Conclusion subsidiaire : en démissionnant, je ne « jette pas l’éponge », je gagne du temps pour éponger là où c’est efficace. Je suis simplement honnête vis-à-vis des électeurs : la parodie de collégialité du CA de l’Université de Strasbourg n’est qu’un triste spectacle sans conséquence… Ou presque.
Une conviction : faire plus de mal que de bien
Si j’ai la certitude que ce spectacle est sans conséquences concrètes sur les orientations politiques de l’Université de Strasbourg, j’ai progressivement acquis la conviction qu’il n’est pas sans conséquence sur la communauté. J’en suis persuadé, certains collègues pensent que leurs intérêts sont défendus, alors que ce n’est objectivement pas le cas pour une grande majorité d’entre eux. J’en suis persuadé aussi, le spectacle donné en Conseil légitime les décisions qui y sont approuvées, il leur donne un vernis « démocratique », rassurant, dangereux par sa facticité.

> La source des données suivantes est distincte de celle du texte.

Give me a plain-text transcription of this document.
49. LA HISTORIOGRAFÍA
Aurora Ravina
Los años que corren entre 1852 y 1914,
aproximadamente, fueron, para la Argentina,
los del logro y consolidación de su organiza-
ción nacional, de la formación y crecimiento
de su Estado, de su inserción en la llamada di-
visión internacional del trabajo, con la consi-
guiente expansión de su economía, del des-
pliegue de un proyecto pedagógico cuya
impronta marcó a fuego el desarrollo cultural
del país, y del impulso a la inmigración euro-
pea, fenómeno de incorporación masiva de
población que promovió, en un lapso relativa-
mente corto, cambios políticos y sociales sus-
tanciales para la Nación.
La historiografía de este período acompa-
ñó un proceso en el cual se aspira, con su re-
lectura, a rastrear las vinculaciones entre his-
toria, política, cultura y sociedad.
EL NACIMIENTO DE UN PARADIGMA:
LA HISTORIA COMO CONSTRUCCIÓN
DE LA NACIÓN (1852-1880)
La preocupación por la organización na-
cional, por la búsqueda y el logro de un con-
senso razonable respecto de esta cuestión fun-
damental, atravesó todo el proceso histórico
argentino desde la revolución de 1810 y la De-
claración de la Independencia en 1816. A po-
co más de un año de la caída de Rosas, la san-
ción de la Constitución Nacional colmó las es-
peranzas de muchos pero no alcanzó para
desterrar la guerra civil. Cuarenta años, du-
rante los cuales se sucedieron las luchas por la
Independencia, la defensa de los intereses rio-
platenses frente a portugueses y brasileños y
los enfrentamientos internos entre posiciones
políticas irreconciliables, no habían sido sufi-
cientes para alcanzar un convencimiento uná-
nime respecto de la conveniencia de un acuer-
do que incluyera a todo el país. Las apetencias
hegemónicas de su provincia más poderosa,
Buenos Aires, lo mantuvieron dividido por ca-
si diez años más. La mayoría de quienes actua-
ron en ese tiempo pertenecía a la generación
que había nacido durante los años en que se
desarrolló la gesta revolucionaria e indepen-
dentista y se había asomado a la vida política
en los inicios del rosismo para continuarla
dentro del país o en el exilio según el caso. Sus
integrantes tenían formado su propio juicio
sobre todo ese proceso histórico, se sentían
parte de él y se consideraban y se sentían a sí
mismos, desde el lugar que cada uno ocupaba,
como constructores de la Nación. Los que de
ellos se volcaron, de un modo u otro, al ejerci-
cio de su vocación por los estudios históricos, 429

Combien de collègues pensent sincèrement que « on fait au mieux » ? Que « ça va pas si mal » ? Ou que « c’est moins pire qu’ailleurs » ? Ce sont des illusions, sans preuves ni fondement. En réalité, ce n’est pas du tout ce qu’on constate.
En 2014, environ, lorsque les orientations actuelles se sont installées comme la politique normale de l’Université de Strasbourg, nous convenions avec le président de l’époque, Alain Beretz, qu’elles étaient sans espoir de mieux pour l’avenir. Nous avons ensuite eu cet échange :
– (moi) Vous comprenez bien, Monsieur le Président, que j’ai encore 40 ans de carrière devant moi, et que je vais avoir besoin d’espoir. Alors, combien de temps ça va durer ?
– (Alain Beretz) Je n’en sais rien, mais ça va continuer.
Et ça a continué. aujourd’hui, 9% de mes collègues à l’Université de Strasbourg sont optimistes, 62% se déclarent « pessimistes », et même 10% « sans espoir ». « sans espoir ». Un sur dix. L’expression devrait faire réagir, le nombre aussi. Pourtant, il n’y a rien. Pas un mot. Ni des dirigeants, ni des dirigés.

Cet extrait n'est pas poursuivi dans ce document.